Offering of the Day: A Lovely Floral Still Life with Grapes and Butterflies


 Jean-François van Dael (Antwerp 1764-1840 Paris)
Floral Still Life with grapes and butterflies
Watercolor on paper
13 x 16 inches
Framed: 23 1/4 x 27 inches
Signed lower right: Vandael 1807
$24,000

Along with Redouté and the Spaendonck brothers, Jan Frans van Dael is regarded as one of the most significant flower painters of the late 18th and early 19th century. He, like his predecessors, spent his youth in the Low Countries, but eventually made a name for himself in Paris. Studying architectural draughtsmanship in Antwerp, van Dael preferred to paint, teaching himself in private and making his way to Paris to work as a decorative painter the chateaux of St Cloud, Bellevue and Chantilly. His passion, however, soon turned to flower painting. He studied botany and painted specimens from life in a similar style to his mentor Gerard van Spaendonck and the Dutch master Van Huysum. Throughout the volatile era in which he lived, van Dael received commissions from significant patrons, most notably the Empress Josephine at Malmaison, the Empress Marie-Louise, Louis XVIII and Charles X. His works were widely exhibited at the Paris Salons, in his hometown of Antwerp, as well as in Ghent, Brussels and The Hague.

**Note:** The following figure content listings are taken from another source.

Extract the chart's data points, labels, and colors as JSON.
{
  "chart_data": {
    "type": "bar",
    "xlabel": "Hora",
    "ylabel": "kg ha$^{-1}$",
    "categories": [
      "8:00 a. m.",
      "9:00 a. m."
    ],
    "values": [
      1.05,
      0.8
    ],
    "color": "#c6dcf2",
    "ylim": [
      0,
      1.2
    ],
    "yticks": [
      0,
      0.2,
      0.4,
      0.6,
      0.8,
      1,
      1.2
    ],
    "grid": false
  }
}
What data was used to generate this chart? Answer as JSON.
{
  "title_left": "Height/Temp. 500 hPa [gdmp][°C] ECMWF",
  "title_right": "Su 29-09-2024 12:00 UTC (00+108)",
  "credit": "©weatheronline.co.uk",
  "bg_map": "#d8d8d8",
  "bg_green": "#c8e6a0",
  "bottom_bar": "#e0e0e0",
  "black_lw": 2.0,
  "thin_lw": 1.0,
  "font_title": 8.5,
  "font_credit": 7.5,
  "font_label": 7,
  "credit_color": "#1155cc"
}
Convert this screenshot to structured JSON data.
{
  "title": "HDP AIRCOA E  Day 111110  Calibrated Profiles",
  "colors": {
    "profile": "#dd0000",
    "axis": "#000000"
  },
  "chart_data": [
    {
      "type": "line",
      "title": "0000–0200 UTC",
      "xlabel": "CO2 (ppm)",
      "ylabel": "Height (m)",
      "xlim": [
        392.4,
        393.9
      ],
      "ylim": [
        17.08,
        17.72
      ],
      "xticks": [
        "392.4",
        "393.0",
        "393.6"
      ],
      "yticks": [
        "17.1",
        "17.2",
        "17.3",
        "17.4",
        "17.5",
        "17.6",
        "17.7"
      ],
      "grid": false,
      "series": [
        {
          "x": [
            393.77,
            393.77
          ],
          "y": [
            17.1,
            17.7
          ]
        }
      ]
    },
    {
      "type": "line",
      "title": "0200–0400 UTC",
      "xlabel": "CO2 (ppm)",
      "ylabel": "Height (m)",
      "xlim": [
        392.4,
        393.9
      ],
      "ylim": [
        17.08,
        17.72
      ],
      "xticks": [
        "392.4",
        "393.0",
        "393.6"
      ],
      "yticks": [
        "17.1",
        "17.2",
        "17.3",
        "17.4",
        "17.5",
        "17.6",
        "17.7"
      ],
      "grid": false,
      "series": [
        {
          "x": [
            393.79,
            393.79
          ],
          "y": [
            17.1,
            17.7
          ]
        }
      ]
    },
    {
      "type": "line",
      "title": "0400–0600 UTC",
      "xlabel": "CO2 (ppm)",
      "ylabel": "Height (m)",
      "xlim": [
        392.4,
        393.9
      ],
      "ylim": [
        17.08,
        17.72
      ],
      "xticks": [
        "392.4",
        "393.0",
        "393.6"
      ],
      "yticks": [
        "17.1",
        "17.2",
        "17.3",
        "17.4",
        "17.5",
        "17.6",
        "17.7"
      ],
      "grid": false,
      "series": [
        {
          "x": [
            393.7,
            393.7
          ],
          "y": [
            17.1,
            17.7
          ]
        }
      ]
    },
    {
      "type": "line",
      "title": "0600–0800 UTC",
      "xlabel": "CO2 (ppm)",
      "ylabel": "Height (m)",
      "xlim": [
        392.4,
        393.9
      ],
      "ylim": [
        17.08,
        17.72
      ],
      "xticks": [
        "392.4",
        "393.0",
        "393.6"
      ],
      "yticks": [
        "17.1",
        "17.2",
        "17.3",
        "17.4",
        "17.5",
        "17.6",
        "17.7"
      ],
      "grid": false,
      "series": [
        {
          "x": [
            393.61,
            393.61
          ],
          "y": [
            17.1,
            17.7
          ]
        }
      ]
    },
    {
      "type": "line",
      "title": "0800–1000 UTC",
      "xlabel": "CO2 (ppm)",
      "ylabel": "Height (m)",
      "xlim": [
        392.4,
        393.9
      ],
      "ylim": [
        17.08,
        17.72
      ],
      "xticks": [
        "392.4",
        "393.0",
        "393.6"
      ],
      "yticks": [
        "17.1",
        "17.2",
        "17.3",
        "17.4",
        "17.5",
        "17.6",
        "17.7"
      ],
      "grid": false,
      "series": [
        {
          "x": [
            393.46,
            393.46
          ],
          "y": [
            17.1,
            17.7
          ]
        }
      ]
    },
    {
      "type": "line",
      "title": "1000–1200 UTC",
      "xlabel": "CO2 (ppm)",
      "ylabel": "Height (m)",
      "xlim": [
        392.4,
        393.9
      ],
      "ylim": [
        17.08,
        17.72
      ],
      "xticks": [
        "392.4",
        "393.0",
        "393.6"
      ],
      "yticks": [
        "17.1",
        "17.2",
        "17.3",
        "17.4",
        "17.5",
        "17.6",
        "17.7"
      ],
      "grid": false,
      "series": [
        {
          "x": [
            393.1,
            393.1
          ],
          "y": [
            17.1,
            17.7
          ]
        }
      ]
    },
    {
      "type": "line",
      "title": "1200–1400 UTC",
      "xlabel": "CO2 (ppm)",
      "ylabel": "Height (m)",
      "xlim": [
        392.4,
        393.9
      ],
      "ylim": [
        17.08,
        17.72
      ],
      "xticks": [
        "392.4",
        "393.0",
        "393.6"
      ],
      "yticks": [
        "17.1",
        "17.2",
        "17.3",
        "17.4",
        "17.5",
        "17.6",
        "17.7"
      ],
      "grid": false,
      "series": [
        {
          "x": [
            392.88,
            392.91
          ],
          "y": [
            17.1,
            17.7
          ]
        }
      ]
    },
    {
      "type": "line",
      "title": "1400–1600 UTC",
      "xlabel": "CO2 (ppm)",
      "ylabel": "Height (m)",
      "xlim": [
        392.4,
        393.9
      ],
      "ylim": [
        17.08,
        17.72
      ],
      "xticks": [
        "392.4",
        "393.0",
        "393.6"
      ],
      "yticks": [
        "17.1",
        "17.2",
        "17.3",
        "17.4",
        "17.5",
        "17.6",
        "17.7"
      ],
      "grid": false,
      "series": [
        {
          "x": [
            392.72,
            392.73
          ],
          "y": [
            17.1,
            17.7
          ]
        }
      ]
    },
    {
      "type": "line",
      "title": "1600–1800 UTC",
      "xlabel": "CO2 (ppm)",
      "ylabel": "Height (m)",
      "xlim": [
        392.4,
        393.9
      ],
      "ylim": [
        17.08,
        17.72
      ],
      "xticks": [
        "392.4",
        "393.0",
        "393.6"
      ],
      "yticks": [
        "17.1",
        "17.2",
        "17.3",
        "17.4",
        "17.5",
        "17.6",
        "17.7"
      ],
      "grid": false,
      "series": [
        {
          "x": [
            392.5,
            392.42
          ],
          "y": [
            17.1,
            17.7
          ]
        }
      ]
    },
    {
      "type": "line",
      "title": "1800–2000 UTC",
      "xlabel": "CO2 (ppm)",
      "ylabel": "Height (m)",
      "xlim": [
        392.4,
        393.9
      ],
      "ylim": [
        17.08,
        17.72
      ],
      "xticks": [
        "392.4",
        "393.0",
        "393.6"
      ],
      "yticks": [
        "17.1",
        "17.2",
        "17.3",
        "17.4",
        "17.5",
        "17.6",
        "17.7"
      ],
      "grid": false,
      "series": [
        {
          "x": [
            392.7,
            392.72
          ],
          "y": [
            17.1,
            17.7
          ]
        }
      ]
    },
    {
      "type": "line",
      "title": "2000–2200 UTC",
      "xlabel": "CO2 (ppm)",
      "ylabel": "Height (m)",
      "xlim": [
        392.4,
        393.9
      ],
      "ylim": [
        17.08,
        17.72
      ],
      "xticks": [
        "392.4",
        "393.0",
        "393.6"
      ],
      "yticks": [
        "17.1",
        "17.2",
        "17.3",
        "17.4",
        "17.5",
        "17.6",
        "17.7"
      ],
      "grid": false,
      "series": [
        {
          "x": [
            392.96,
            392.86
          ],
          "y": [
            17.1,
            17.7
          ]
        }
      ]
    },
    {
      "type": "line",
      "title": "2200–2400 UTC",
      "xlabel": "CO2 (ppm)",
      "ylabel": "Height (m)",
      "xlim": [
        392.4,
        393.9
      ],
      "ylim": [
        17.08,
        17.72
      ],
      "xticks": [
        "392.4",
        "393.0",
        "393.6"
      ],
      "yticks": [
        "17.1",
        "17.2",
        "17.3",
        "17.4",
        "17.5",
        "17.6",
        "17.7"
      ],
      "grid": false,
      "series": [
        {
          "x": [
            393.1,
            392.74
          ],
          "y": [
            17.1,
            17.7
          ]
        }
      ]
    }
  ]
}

In addition to his floral and fruit still lives, van Dael tried his hand at landscape paintings as well as religious and allegorically based subjects. He was also known to have painted a
portrait or two.

The works of van Dael are found in the Louvre; Chateau de Malmaison; the Chateau de Fontainebleau; the Museum Boymans-van-Beuningen, Rotterdam; the Musée des Beaux-Arts, Lille and the Koninklijk Museum voor Schone Kunsten, Antwerp.